How are we to persuade students that the textbook account is inadequate? The textbook is the Authority in many of our classrooms; for most students, what appears in a book published by Oxford University Press must be more reliable than something said by their obviously biased lecturer in class. My response would be, first, to produce your revised version of history in your lecture handouts, together with an extended reading list to act as evidence and scholarly support for your assertions. Second, I would devote a lecture or seminar to explaining the historiography of property law (that is, the ways different historians have approached writing its history) and techniques of historical method, and demonstrating how historical method can usefully be used to interpret legal sources. Extracts from received accounts, more critical approaches and relevant cases could be reproduced, with appropriate questions, for class discussion. In my experience, students love this kind of work; it really engages them. They have an opportunity to think rather than simply absorb and to make suggestions without worrying about whether they have the 'right' answer.

Third, build history into all your teaching. Take the topic of charities, for example. After the complexities of constructive trusts and the perhaps tedious detail of administration of trusts, the law of charities, which most of us teach towards the end of the course, comes as something of a light relief, with its clear and intelligible principles, accessible subject matter, interesting case law and relevant policy considerations.

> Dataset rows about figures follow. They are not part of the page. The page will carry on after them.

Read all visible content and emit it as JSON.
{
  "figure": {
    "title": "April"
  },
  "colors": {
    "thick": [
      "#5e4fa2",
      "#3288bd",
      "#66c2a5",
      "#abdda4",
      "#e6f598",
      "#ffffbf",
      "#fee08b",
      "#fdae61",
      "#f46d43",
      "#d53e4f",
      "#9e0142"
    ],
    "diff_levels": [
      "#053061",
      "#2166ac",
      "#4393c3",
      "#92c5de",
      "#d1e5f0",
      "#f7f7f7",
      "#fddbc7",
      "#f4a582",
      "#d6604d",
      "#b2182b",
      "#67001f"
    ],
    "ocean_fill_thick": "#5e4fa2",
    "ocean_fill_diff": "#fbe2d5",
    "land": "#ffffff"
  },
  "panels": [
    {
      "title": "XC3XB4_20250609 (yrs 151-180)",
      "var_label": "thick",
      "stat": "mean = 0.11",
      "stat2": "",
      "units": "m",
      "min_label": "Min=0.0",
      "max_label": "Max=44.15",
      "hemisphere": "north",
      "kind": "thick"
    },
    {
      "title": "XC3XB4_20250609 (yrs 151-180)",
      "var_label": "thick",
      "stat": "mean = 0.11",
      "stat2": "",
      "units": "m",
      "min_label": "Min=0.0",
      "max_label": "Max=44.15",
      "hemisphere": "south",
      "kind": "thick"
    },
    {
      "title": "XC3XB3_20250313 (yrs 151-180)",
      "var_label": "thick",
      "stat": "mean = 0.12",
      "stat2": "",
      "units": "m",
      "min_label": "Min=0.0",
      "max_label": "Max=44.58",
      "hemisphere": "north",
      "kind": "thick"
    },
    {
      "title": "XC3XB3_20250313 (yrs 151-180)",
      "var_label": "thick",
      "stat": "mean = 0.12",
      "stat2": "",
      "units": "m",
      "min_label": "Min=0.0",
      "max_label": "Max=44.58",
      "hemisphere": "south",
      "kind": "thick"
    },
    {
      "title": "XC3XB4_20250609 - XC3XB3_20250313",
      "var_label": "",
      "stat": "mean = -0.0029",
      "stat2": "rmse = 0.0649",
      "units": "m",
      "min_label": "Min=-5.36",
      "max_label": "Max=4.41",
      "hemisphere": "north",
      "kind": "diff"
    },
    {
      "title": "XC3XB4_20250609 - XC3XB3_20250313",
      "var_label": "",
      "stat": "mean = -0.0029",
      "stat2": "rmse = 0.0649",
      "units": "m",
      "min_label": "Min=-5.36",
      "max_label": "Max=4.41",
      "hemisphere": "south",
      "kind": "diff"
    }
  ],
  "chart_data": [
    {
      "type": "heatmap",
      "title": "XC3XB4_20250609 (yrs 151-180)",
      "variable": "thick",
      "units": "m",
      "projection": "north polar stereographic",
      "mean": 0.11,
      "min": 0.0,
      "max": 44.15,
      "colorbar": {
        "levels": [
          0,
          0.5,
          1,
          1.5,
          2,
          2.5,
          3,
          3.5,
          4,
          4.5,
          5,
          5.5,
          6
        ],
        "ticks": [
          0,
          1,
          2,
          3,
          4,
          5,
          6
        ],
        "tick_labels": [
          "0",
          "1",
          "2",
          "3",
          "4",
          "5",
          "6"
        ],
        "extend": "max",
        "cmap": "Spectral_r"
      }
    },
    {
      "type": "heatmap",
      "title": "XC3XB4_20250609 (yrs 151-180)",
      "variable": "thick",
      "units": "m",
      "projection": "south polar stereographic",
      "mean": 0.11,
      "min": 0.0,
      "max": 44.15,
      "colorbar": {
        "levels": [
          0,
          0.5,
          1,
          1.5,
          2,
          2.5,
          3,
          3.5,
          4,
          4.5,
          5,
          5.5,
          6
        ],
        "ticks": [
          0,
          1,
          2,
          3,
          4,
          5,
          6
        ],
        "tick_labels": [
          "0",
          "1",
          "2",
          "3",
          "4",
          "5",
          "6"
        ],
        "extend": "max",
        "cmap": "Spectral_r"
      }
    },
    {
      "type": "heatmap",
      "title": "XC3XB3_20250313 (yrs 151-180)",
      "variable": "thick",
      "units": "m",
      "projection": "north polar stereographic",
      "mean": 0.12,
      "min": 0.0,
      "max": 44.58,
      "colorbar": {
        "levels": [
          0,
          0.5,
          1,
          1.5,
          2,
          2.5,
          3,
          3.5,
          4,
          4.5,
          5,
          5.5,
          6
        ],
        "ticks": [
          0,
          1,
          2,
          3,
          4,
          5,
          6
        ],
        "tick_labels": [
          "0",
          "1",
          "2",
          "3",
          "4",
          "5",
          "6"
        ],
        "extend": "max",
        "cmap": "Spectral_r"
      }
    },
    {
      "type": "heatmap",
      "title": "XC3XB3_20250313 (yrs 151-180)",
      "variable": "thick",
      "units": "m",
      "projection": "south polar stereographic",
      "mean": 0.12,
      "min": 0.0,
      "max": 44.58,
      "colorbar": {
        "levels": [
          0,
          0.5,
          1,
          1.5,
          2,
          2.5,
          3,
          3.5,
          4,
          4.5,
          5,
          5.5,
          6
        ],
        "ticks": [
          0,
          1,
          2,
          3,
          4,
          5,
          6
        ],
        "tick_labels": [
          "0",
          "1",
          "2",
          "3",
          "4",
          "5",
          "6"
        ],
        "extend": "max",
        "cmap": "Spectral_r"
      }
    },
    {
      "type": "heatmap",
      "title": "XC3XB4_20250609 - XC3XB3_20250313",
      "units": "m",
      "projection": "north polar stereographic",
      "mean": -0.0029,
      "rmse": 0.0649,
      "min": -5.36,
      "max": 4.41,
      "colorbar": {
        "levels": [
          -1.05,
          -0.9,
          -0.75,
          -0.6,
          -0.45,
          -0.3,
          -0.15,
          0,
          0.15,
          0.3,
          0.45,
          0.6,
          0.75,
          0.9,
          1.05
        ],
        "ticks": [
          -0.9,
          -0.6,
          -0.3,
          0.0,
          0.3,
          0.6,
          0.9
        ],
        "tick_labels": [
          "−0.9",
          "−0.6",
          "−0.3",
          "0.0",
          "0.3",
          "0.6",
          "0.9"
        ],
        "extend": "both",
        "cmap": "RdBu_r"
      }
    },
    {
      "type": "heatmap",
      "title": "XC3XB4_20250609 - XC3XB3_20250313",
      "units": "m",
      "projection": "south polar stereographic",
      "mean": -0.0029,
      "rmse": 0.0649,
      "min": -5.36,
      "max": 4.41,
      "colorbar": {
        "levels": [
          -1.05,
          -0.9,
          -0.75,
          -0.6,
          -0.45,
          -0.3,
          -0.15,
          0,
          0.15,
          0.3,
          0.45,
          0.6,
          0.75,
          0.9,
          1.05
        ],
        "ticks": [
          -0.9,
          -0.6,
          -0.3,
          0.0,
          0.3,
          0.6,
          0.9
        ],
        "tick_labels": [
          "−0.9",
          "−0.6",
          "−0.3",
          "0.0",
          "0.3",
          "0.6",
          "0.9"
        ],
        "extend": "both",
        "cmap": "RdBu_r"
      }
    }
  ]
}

Even so, there is a sense in many textbooks of the inevitability of its development from the Statute of Elizabeth to the Charities Act 2006 that invites critical interrogation. The books tell us that the familiar classification derives from an era in which charities provided most of the social services now largely delivered by the state; yet how often do we seize this opportunity to explain to our students - or ask them to find out for themselves - how the welfare state evolved, how fiercely reforms were fought for and how strongly they were resisted by vested interests, and how great a difference state control made to people's lives (Wilson, 1977). It goes without saying that such knowledge is particularly useful at a time when the process looks likely to be reversed.

Following through the development of particular charitable categories will help make students aware of the political content in legal policy. Take education, for example. Students may not be aware that free secondary education only became available after the Second World War, transforming the lives of large numbers of boys and, especially, girls, who were more likely to have to forgo schooling in families with limited funds. For the first time in history, these working-class young people were able to transcend the barriers that had previously doomed them to a lifetime of poorly paid, menial work and go on to further training, higher education, careers and the comforts of middle-class existence - including the chance to own their own home. Free, state-provided education did this - yet the well-to-do at private schools and Oxbridge have continued to cling to their privileges as charities. Finally, and critically, I would set a piece of assessed coursework about one aspect of property law history you have mentioned in your lecture, again with a list of references to assist research (for students will not be familiar with this kind of resource). Alternatively, your coursework could be a repetition of the classroom exercise, with a different set of extracts and questions.